Después de meses de sufrimiento, trabajo y paciencia, Isco Alarcón vuelve a sentirse futbolista. El capitán del Real Betis reapareció con el conjunto verdiblanco en la pretemporada, dejando atrás uno de los periodos más complicados de su carrera y despertando de nuevo la ilusión entre la afición bética.
Su regreso va mucho más allá de los minutos disputados. La entrada del malagueño fue recibida con una gran ovación, un reconocimiento al esfuerzo realizado para superar una larga recuperación marcada por las lesiones y las dudas sobre su estado físico. Sobre el césped, Isco dejó destellos de la calidad que le ha convertido en uno de los futbolistas más talentosos del fútbol español, demostrando que su magia continúa intacta.
Para Manuel Pellegrini, recuperar a su capitán supone una magnífica noticia. El técnico chileno vuelve a contar con el futbolista que marca el ritmo del equipo, el encargado de conectar el centro del campo con el ataque y de aportar ese último pase capaz de decidir partidos.
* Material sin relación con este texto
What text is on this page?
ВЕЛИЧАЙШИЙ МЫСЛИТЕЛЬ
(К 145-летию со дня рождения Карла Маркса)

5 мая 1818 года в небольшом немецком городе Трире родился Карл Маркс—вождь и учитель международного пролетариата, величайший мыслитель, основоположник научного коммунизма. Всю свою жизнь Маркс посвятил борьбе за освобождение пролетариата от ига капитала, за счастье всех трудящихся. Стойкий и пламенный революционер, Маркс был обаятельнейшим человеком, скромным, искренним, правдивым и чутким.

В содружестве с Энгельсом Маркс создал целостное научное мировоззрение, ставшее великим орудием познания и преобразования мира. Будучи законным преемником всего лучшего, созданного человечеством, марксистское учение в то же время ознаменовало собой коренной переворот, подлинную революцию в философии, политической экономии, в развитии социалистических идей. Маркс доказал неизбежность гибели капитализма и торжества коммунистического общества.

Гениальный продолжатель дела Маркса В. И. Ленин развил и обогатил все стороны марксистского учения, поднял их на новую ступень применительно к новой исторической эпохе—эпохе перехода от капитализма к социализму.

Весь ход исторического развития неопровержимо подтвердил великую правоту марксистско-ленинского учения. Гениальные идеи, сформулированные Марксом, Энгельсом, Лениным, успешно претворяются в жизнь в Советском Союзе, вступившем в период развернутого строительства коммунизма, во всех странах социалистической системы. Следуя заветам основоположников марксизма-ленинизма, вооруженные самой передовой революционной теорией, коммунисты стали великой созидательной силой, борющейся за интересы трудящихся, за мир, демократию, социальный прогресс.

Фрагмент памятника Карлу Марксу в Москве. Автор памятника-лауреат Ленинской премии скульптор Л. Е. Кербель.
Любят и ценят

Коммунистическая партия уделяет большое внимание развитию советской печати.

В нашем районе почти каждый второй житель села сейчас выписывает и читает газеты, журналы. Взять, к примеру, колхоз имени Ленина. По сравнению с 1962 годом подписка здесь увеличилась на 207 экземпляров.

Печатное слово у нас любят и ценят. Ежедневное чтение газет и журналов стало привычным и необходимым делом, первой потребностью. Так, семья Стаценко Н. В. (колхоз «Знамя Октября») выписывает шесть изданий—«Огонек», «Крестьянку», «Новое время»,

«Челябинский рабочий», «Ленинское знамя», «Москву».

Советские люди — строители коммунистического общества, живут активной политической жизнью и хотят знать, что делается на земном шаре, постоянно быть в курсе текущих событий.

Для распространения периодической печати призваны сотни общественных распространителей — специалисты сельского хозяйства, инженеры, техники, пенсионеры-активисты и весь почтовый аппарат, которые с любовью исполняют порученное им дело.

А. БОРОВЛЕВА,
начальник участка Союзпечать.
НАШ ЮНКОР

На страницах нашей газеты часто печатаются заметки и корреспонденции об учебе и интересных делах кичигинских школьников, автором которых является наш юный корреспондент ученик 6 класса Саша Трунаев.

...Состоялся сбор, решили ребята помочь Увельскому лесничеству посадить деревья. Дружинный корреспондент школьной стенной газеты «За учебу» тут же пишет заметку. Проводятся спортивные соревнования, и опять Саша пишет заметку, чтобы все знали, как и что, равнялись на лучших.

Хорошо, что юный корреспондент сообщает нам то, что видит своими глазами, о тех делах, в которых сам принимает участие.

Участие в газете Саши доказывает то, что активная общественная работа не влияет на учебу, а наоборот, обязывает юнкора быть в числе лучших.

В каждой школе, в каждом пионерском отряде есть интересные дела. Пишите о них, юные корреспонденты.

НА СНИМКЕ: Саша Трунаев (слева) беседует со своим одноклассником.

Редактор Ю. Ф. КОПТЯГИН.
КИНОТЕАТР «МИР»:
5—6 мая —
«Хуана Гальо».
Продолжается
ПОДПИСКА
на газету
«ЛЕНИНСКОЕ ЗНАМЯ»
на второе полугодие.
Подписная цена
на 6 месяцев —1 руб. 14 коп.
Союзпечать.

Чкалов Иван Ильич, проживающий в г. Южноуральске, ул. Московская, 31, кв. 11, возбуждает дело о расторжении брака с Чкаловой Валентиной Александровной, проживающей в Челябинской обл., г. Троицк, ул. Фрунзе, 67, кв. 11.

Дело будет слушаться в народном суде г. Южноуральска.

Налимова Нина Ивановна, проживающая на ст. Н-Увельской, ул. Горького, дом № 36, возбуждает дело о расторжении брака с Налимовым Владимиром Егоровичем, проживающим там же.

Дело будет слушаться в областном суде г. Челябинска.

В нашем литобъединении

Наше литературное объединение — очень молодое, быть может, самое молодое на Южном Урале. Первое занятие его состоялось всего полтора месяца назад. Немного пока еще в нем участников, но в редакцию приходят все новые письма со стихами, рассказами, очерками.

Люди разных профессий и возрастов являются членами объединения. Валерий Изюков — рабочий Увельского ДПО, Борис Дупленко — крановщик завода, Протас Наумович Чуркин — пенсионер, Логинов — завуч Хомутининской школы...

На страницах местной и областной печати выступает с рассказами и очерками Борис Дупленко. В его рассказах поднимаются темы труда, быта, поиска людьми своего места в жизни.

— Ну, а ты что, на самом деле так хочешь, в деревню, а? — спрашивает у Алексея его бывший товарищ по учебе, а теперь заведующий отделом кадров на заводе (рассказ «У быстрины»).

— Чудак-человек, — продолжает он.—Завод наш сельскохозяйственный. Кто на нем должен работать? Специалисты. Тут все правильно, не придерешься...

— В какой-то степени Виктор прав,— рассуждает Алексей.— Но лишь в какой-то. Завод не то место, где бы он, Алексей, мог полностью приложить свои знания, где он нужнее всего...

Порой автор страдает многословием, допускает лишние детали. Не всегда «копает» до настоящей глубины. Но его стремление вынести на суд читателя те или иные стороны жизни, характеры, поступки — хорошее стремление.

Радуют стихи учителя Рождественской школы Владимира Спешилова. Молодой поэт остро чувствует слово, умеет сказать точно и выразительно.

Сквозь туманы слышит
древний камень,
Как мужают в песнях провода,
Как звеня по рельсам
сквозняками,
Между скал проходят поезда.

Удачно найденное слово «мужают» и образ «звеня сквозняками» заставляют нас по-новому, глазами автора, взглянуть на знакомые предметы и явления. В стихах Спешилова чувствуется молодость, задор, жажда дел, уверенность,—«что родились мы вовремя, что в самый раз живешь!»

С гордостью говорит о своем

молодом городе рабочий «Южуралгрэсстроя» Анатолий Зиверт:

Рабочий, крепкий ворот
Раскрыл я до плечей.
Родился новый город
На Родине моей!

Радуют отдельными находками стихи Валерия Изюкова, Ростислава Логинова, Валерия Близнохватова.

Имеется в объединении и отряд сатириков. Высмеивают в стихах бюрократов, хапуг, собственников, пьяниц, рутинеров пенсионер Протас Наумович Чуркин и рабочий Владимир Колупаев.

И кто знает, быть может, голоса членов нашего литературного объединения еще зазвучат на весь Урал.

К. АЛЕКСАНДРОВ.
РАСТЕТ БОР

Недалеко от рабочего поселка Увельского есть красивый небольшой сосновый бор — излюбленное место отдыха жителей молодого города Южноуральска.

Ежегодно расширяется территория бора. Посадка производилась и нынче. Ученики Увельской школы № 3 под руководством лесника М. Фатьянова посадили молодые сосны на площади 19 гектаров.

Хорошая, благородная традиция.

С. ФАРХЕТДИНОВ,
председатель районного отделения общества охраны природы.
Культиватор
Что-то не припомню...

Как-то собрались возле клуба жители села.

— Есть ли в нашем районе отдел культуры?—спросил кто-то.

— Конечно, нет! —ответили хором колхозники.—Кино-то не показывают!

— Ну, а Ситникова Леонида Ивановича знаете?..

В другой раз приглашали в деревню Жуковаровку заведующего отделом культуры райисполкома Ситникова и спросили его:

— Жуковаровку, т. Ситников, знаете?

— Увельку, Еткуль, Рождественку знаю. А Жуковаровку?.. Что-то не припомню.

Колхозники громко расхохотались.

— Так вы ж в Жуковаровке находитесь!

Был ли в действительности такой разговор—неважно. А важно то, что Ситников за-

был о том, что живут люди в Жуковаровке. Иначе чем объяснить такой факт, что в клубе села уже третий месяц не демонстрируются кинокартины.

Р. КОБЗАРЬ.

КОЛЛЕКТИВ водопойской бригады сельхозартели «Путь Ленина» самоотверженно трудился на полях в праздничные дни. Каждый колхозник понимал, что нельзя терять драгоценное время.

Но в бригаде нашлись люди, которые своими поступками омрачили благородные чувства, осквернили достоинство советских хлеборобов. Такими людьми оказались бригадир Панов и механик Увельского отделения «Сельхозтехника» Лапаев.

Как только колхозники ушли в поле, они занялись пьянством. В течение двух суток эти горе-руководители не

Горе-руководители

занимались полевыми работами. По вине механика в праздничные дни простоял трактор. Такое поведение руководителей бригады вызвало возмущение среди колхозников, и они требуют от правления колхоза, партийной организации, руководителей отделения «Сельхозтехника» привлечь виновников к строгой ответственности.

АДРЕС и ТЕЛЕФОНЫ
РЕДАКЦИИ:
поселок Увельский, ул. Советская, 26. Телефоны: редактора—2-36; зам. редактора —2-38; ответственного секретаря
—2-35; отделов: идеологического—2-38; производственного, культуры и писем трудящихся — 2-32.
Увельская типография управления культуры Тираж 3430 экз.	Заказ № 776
Aunque todavía necesitará tiempo para alcanzar su mejor nivel competitivo, las sensaciones han sido muy positivas.
El Betis afronta ahora una exigente recta final de preparación antes del inicio de LaLiga, con amistosos de gran nivel que servirán para que Isco siga acumulando minutos y confianza. El objetivo es claro: llegar al comienzo del campeonato en las mejores condiciones posibles y convertirse nuevamente en el referente de un equipo que volverá a competir en la Liga de Campeones.
La historia de Isco es la de un futbolista que nunca dejó de creer. Después de superar varios contratiempos físicos en los últimos años, el malagueño vuelve a levantar la cabeza con la misma ilusión que conquistó a la afición verdiblanca desde su llegada. En Heliópolis, la mejor noticia del verano no ha sido un fichaje, sino la vuelta de un jugador capaz de cambiar el destino de un partido con un solo toque de balón.
Porque cuando Isco está sobre el césped, el Betis recupera algo más que un futbolista: recupera a su líder.